Pretransplant recipient variables significantly influence both early and late survival following lung transplantation. Some patients face a higher than average risk of mortality during their first year posttransplant, which challenges the goals
of equitable organ allocation. RSS may improve organ find more Cyclosporin A solubility dmso allocation strategies by avoiding the potential negative impact of performing transplantation in extremely high-risk candidates.”
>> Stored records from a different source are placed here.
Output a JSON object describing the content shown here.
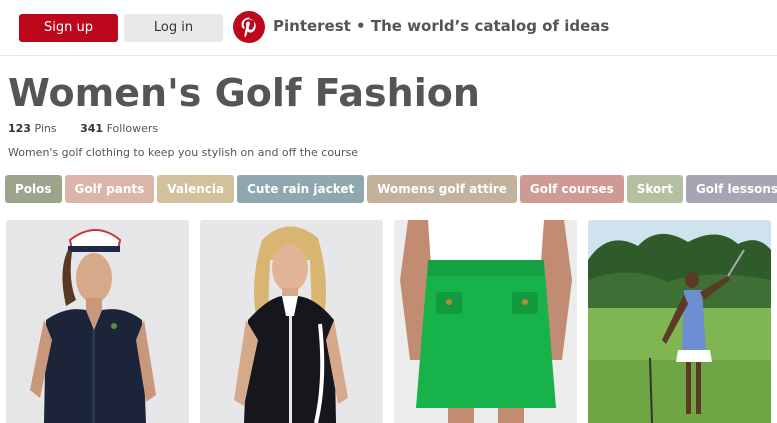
{
  "header": {
    "signup_label": "Sign up",
    "login_label": "Log in",
    "logo_icon": "pinterest-logo-icon",
    "tagline": "Pinterest • The world’s catalog of ideas"
  },
  "board": {
    "title": "Women's Golf Fashion",
    "pins_count": "123",
    "pins_label": "Pins",
    "followers_count": "341",
    "followers_label": "Followers",
    "description": "Women's golf clothing to keep you stylish on and off the course"
  },
  "tags": [
    {
      "label": "Polos",
      "color": "#9ba58c"
    },
    {
      "label": "Golf pants",
      "color": "#dbb5a8"
    },
    {
      "label": "Valencia",
      "color": "#d3c09c"
    },
    {
      "label": "Cute rain jacket",
      "color": "#8fa8b0"
    },
    {
      "label": "Womens golf attire",
      "color": "#c2b29d"
    },
    {
      "label": "Golf courses",
      "color": "#cf9a94"
    },
    {
      "label": "Skort",
      "color": "#b5c0a0"
    },
    {
      "label": "Golf lessons",
      "color": "#a9a4b4"
    }
  ],
  "pins": [
    {
      "name": "pin-navy-polo-visor"
    },
    {
      "name": "pin-black-zip-dress"
    },
    {
      "name": "pin-green-skort"
    },
    {
      "name": "pin-golfer-on-course"
    }
  ],
  "colors": {
    "brand_red": "#bd081c",
    "login_gray": "#e9e9e9",
    "text_gray": "#555555"
  }
}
“Alzheimer’s disease (AD) is a neurodegenerative disorder characterized clinically by cognitive impairments that progress to dementia and death. The earliest symptoms of AD present as a relatively pure deficit in memory retrieval. Therefore, drug treatments that intervene in the early stages of AD by rescuing memory deficits could be promising therapies to slow, or even reverse progression of the disease. In this study, we tested the potential of systemic histone deacetylase inhibitor (HDACi) treatment to rescue cognitive deficits in a mouse model of AD. APPswe/PS1dE9 mice showed pronounced contextual memory impairments beginning at 6 months of age. Chronic HDACi injections (2-3 weeks) did not alter contextual memory formation in normal mice, but had profound effects in transgenic animals. Injections of sodium valproate, sodium butyrate, or vorinostat (suberoylanilide hydroxamic acid; Zolinzas (R)) completely restored contextual memory in these mutant mice. Further behavioral testing of the HDACi-treated transgenic mice showed that the newly consolidated memories were stably maintained over a 2-week period.